L’essentiel des personnes fragiles sera vacciné fin mai

Sur les 5 millions de personnes de plus de 75 ans ne vivant pas en Ehpad, 30% ont déjà été vaccinées. [EPA-EFE/CHRISTOPHE PETIT TESSON]

Alain Fischer, professeur d’immunologie pédiatrique et président du Conseil d’orientation sur la stratégie vaccinale, a été entendu au Sénat mercredi matin (10 mars). Il s’est voulu optimiste à propos du calendrier vaccinal.

La commission des affaires sociales du Sénat a entendu mercredi matin Alain Fischer, professeur d’immunologie pédiatrique et président du Conseil d’orientation sur la stratégie vaccinale. Malgré le retard pris sur le calendrier initial, la couverture du vaccin est en bonne voie.

Selon le médecin, la couverture en Ehpad est « au-delà des espérances », grâce à une « prouesse logistique ». Ainsi, 85% des résidents ont reçu une première dose et 60% la deuxième, permettant de diminuer considérablement le nombre de clusters. Et, sur les 5 millions de personnes de plus de 75 ans ne vivant pas en Ehpad, 30% ont déjà été vaccinées. 

Avec l’ouverture récente à la vaccination pour les 50-75 ans présentant une comorbidité, les plus de 65 ans peuvent espérer se faire vacciner dès le mois prochain, et les plus de 50 ans courant avril. « La suite dépend de la livraison des vaccins, qui s’accélère », a souligné Alain Fischer, précisant que cette accélération augmentait « de façon exponentielle ».

La diversification des modes de vaccination, possibles désormais chez deux tiers des médecins généralistes, contribue également à cette accélération. Fin mai, « l’essentiel des personnes fragiles auront au moins reçu la première dose », en a-t-il déduit. Il a ainsi laissé entendre que les plus jeunes pourraient passer par la case vaccin dès le mois de juin.

Beaucoup de questions sur l’AstraZeneca

Les sénateurs ont semblé très inquiets vis-à-vis du vaccin produit par le groupe pharmaceutique AstraZeneca. En effet, des informations doutant de son efficacité ont énormément circulé. Le professeur en immunologie pédiatrique a rappelé que son efficacité, notamment face au variant sud-africain, n’avait pas été démontrée.

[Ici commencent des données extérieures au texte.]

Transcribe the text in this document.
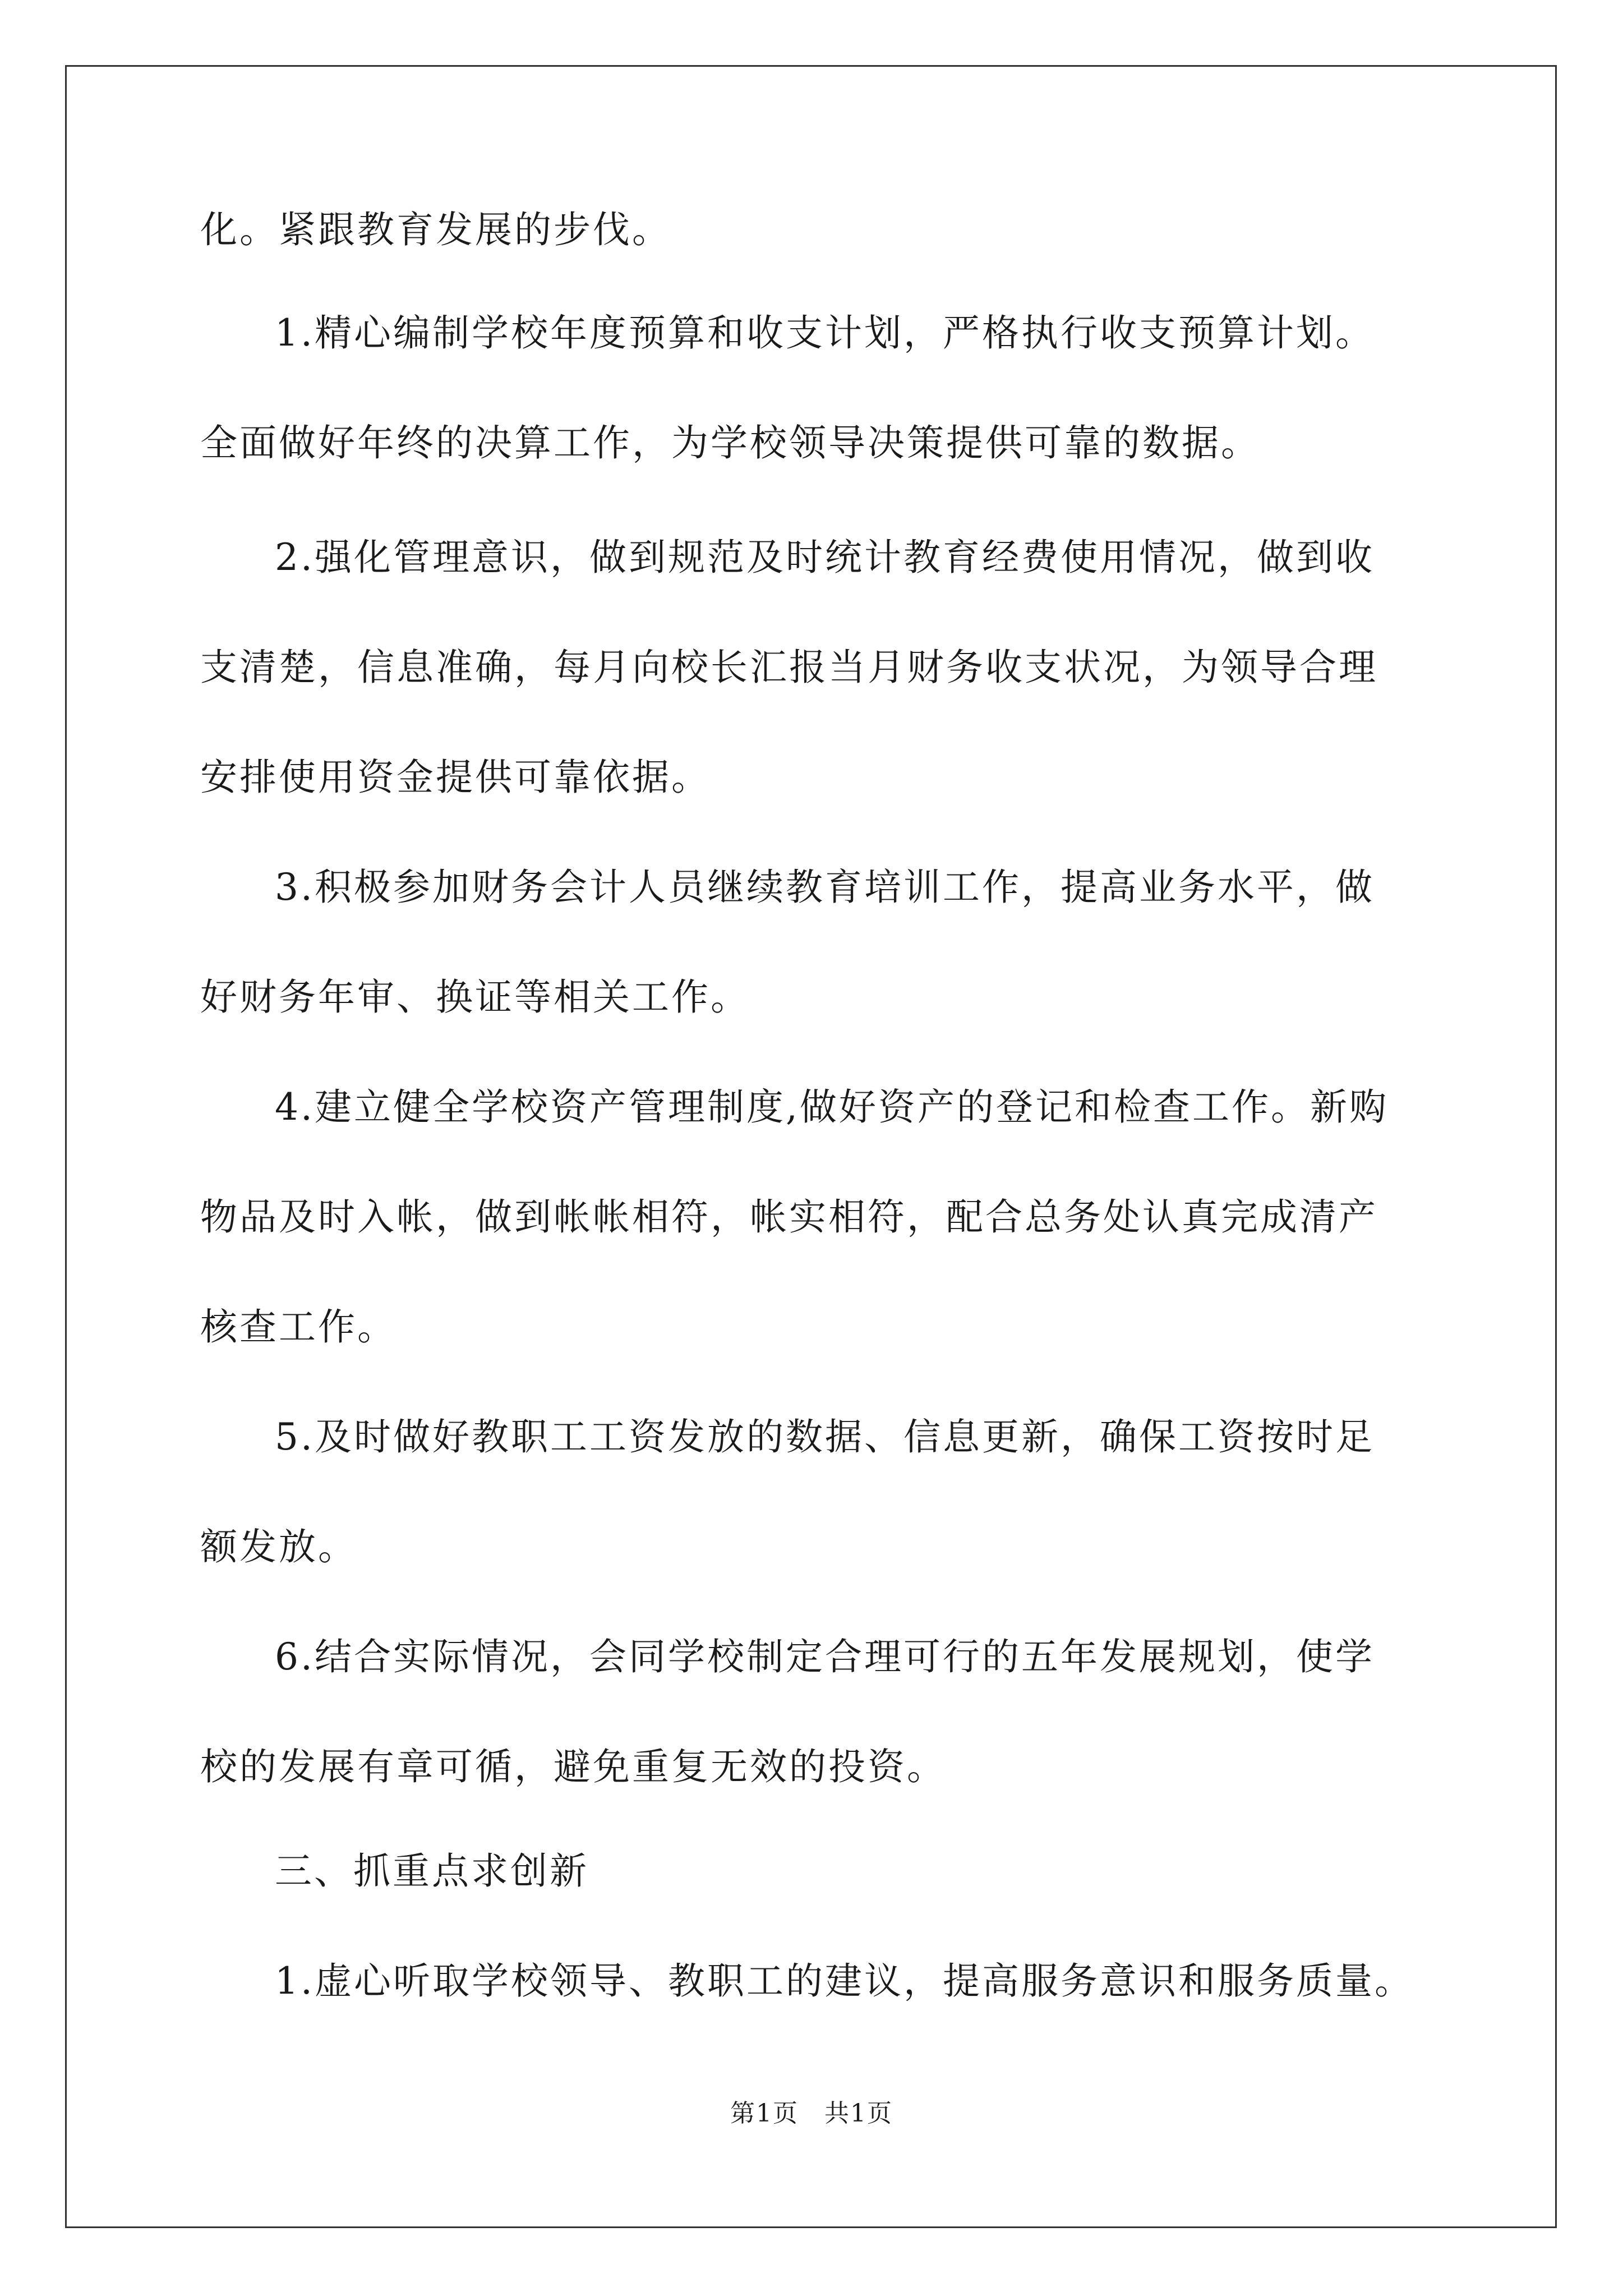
化。紧跟教育发展的步伐。

1.精心编制学校年度预算和收支计划，严格执行收支预算计划。

全面做好年终的决算工作，为学校领导决策提供可靠的数据。

2.强化管理意识，做到规范及时统计教育经费使用情况，做到收

支清楚，信息准确，每月向校长汇报当月财务收支状况，为领导合理

安排使用资金提供可靠依据。

3.积极参加财务会计人员继续教育培训工作，提高业务水平，做

好财务年审、换证等相关工作。

4.建立健全学校资产管理制度,做好资产的登记和检查工作。新购

物品及时入帐，做到帐帐相符，帐实相符，配合总务处认真完成清产

核查工作。

5.及时做好教职工工资发放的数据、信息更新，确保工资按时足

额发放。

6.结合实际情况，会同学校制定合理可行的五年发展规划，使学

校的发展有章可循，避免重复无效的投资。

三、抓重点求创新

1.虚心听取学校领导、教职工的建议，提高服务意识和服务质量。

第1页　共1页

Par principe de précaution, c’est donc le vaccin Pfizer qui est plus largement administré dans les départements les plus touchés par ce variant, comme la Moselle, la Réunion et Mayotte. Il a cependant insisté sur le fait que la défiance envers ce vaccin n’était pas justifiée.

Alain Fischer s’est aussi montré optimiste concernant le vaccin Johnson & Johnson. Son homologation ne devrait plus tarder et il devrait arriver en Europe entre fin avril et début mai. Curevac et Novavax devraient quant à eux arriver cet été.

Le professeur a insisté sur l’importance pour les soignants de se faire vacciner. Actuellement, 34% des professionnels de santé hors Ehpad sont vaccinés, et 46% en Ehpad. « C’est insuffisant, mais on constate un frémissement positif », a-t-il exprimé. « Il y a encore de la place pour la pédagogie », a-t-il ajouté, n’excluant pas l’éventualité d’une obligation vaccinale à terme.

Enfin, il a rappelé l’importance, même pour les personnes vaccinées, de continuer à appliquer les gestes barrières. « À priori, le vaccin diminue les risques de transmission du virus, mais les données sont à consolider », a-t-il conclu.